I’ve been back and forth on this issue, mostly leaning on the side of “it’s no big deal.” After all, the device is capable of 42Mbps HSPA+ speeds, which is close enough to LTE to fall very comfortably within the category of 4G. In fact, average HSPA+ speeds on T-Mobile turned out to be faster than what Verizon’s and AT&T’s LTE networks can reach (granted, much of that has to do with the saturation of their networks, and theoretically it’s impossible for HSPA+ to reach LTE speeds, but practically, LTE is not leaps and bounds ahead of HSPA+ and won’t be for a while). So for me, the lack of LTE isn’t a big deal. I understand Google’s position, and it’s clear they can’t just bully the carriers around like Apple can, which is why Apple can retain control over the iPhone while building three completely different versions: two CDMA versions, one for Sprint and one for Verizon, and a GSM version for AT&T.

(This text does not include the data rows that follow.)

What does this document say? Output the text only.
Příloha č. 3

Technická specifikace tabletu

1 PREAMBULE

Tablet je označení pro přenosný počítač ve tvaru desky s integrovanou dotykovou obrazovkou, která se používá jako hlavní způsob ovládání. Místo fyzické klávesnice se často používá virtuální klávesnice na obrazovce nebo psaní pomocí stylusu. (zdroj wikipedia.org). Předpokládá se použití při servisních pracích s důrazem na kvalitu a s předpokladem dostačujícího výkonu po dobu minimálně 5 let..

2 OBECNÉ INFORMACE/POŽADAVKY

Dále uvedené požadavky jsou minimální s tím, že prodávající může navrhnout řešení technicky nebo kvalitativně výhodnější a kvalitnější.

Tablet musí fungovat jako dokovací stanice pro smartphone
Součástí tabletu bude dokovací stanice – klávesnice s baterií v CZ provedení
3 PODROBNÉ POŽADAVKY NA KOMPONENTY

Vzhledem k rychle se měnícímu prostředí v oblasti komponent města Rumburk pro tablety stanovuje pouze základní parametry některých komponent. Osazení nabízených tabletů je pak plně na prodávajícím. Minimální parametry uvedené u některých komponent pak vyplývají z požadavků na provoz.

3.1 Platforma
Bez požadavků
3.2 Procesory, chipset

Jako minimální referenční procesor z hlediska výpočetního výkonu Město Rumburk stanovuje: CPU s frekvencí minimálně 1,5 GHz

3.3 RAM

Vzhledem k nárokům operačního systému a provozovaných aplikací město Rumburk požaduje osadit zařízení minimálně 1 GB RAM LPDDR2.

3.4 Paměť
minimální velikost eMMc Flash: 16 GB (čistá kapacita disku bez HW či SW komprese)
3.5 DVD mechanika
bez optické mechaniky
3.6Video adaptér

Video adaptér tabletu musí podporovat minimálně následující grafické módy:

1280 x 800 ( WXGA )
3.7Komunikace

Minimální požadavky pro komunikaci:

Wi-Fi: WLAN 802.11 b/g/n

And to do what Google is doing with the Nexus 4—offering it completely unlocked—requires that they design and build just one version of the phone that will be compatible with as many networks as possible. And that means no LTE.
Despite my own insouciance regarding LTE, I still think this could prove a problem for Google. Why? Well, I know that, practically speaking, 4G LTE and 4G HSPA+ don’t exhibit a whole lot of real-world differences in terms of network speed. Like this guy, I don’t really see the need (currently) for the Nexus to have an LTE radio. (I do concede, however, that LTE is the way of the future, and it’s only a matter of time before it’s the network standard here in the US.)

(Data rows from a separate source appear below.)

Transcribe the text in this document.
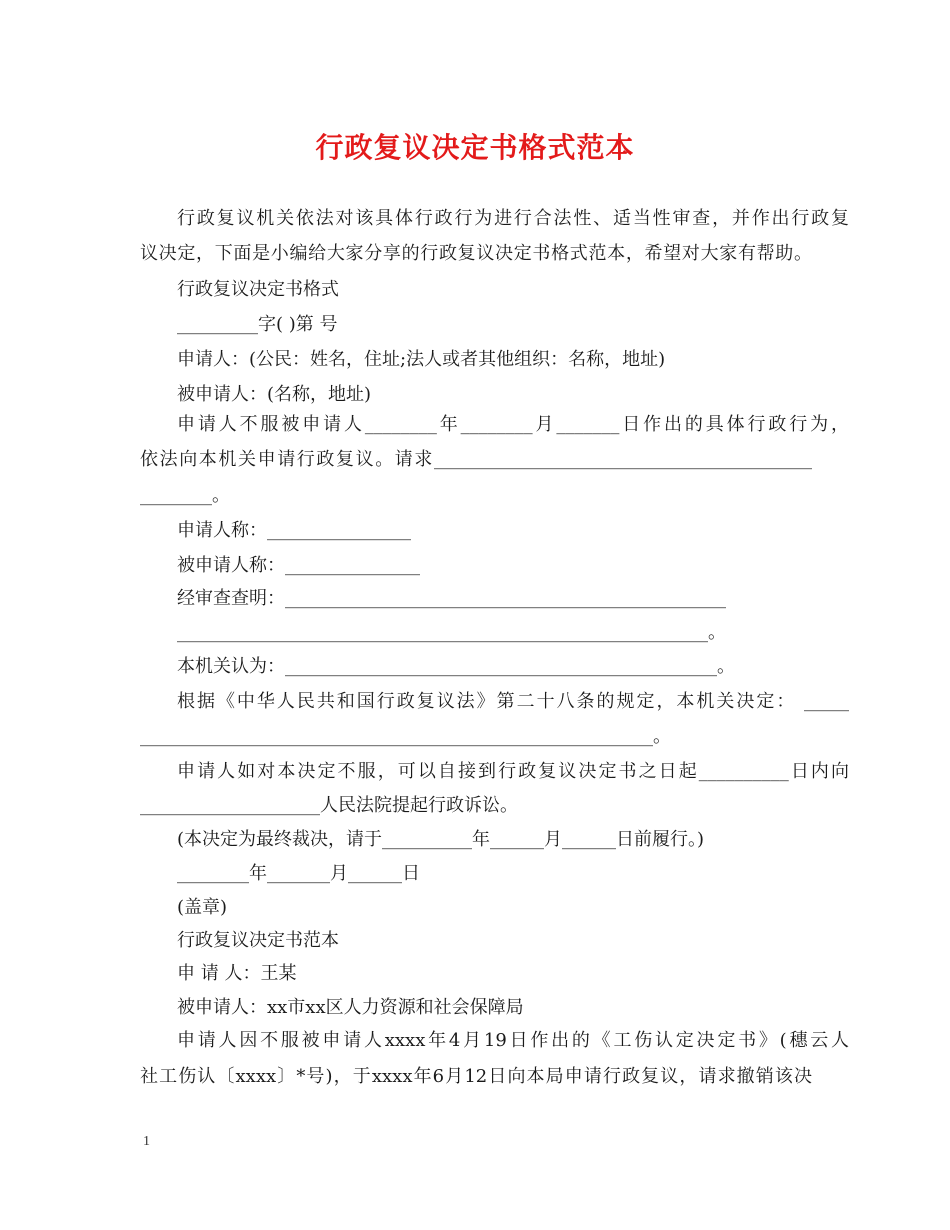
行政复议决定书格式范本

行政复议机关依法对该具体行政行为进行合法性、适当性审查，并作出行政复

议决定，下面是小编给大家分享的行政复议决定书格式范本，希望对大家有帮助。

行政复议决定书格式

_________字( )第 号

申请人：(公民：姓名，住址;法人或者其他组织：名称，地址)

被申请人：(名称，地址)

申请人不服被申请人________年________月_______日作出的具体行政行为，

依法向本机关申请行政复议。请求__________________________________________

________。

申请人称：________________

被申请人称：_______________

经审查查明：_________________________________________________

___________________________________________________________。

本机关认为：________________________________________________。

根据《中华人民共和国行政复议法》第二十八条的规定，本机关决定： _____

_________________________________________________________。

申请人如对本决定不服，可以自接到行政复议决定书之日起__________日内向

____________________人民法院提起行政诉讼。

(本决定为最终裁决，请于__________年______月______日前履行。)

________年_______月______日

(盖章)

行政复议决定书范本

申 请 人：王某

被申请人：xx市xx区人力资源和社会保障局

申请人因不服被申请人xxxx年4月19日作出的《工伤认定决定书》(穗云人

社工伤认〔xxxx〕*号)，于xxxx年6月12日向本局申请行政复议，请求撤销该决

1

Here’s the problem: the average consumer doesn’t know that. To the average consumer, LTE is a huge selling point. And the fact that Google’s flagship phone is shipping without an LTE radio is a big deal for most people in the States.
Do I think the phone will sell well? Absolutely. But I don’t think it will compete well with the iPhone 5, which is unfortunate because the Nexus 4 is a much more capable device in almost every way (except battery it seems). If Google were somehow able to include LTE on this device, I think it would sell far better than it will without LTE.
Will I buy this phone? Most definitely. And I’ll probably recommend it to all my friends who are using a GSM network. And I’ll continue to tell people that HSPA+ is currently sufficient, so don’t go nuts trying to make sure you have an LTE-capable device. But unfortunately carriers are really pushing their LTE networks, tech websites are writing about the importance of LTE, and all that noise about LTE makes it seem as though it’s the must-have feature of the year. Probably not. In two years? Possibly. Certainly in five years. Now, if Google had released the Nexus without any 4G capability, that would have been a major oversight and a flaw I’d be decrying. But the phone is 4G-capable. Just not the 4G that the US market thinks it should have right now.
Here’s the thing: Google is touting the Nexus 4 as an international phone. To the rest of the world, LTE is either relatively unimportant or a pipe dream. Unless Google changes their strategy (which I highly doubt) we probably won’t see LTE on the Nexus 4 anytime soon, and we likely won’t see Google include an LTE radio on any Nexus device until an LTE standard across multiple carriers can be developed.